Industry experts suggested local firms should on one hand join forces with domestic retailers like Vingroup, and on the other hand stand shoulder to shoulder to negotiate with retailers.

Lawyer Pham Ngoc Hung, vice chairman of Business Association in Ho Chi Minh City cited the case study of the Vietnam Association of Seafood Exporters and Producers (VASEP) as a striking example of how local firms make bargains with retailers.

VASEP, representing thousands of Vietnamese companies in seafood business, has successfully struck a deal with foreign retailers to keep the discount rate unchanged until the end of this year.

Local manufacturing firms in different industries can also cooperate with each other to cut operating costs, said Truong Phu Chien, chief executive officer of confectionery maker Bibica.
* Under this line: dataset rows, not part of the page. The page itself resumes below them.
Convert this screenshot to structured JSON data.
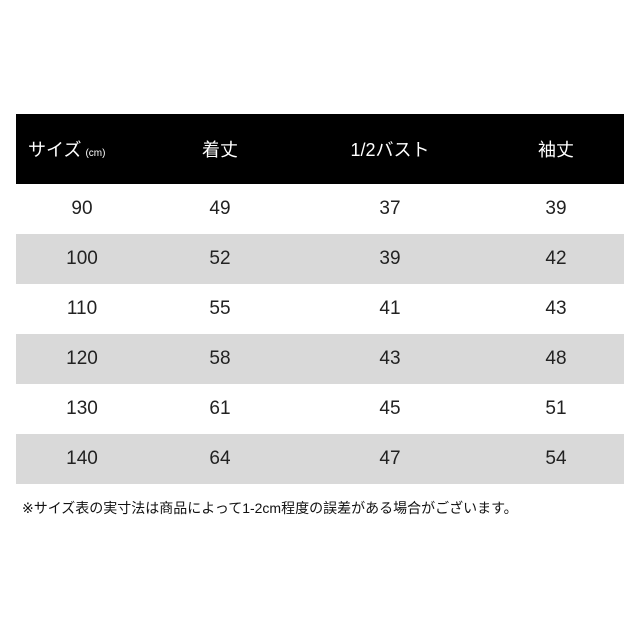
{
  "table": {
    "headers": [
      "サイズ",
      "着丈",
      "1/2バスト",
      "袖丈"
    ],
    "size_unit": "(cm)",
    "rows": [
      [
        "90",
        "49",
        "37",
        "39"
      ],
      [
        "100",
        "52",
        "39",
        "42"
      ],
      [
        "110",
        "55",
        "41",
        "43"
      ],
      [
        "120",
        "58",
        "43",
        "48"
      ],
      [
        "130",
        "61",
        "45",
        "51"
      ],
      [
        "140",
        "64",
        "47",
        "54"
      ]
    ],
    "colors": {
      "header_bg": "#000000",
      "header_text": "#ffffff",
      "alt_row_bg": "#d9d9d9"
    }
  },
  "note": "※サイズ表の実寸法は商品によって1-2cm程度の誤差がある場合がございます。"
}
He drew up a plan in which sweets producers, instant noodle makers and vegetable oil firms stack and sell their products at the same retail outlets so that they can cut their operating costs to 15 percent, much lower than the discount rate of 30 percent to foreign retailers.
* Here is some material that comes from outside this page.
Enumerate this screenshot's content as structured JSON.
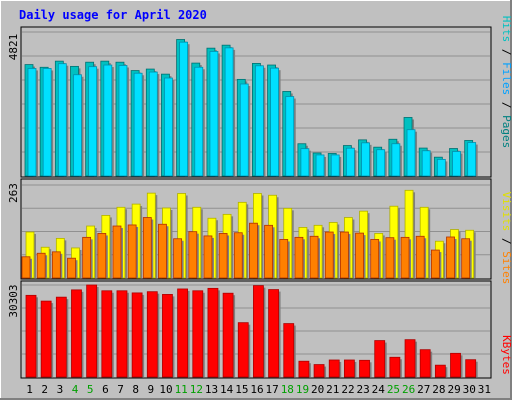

Nguyen Ngoc Hoa, deputy director of Ho Chi Minh City’s Industry and Trade Department stressed the importance of connecting local suppliers with local retailers in the face of fiercer competition from foreign players.

Economist Pham Chi Lan said as 97 percent of Vietnamese firms were of small and medium sizes so there is an urgent need to link them together as well as connect them with local retailers, adding that “an economy can only be sustainable with a well developed local business community.”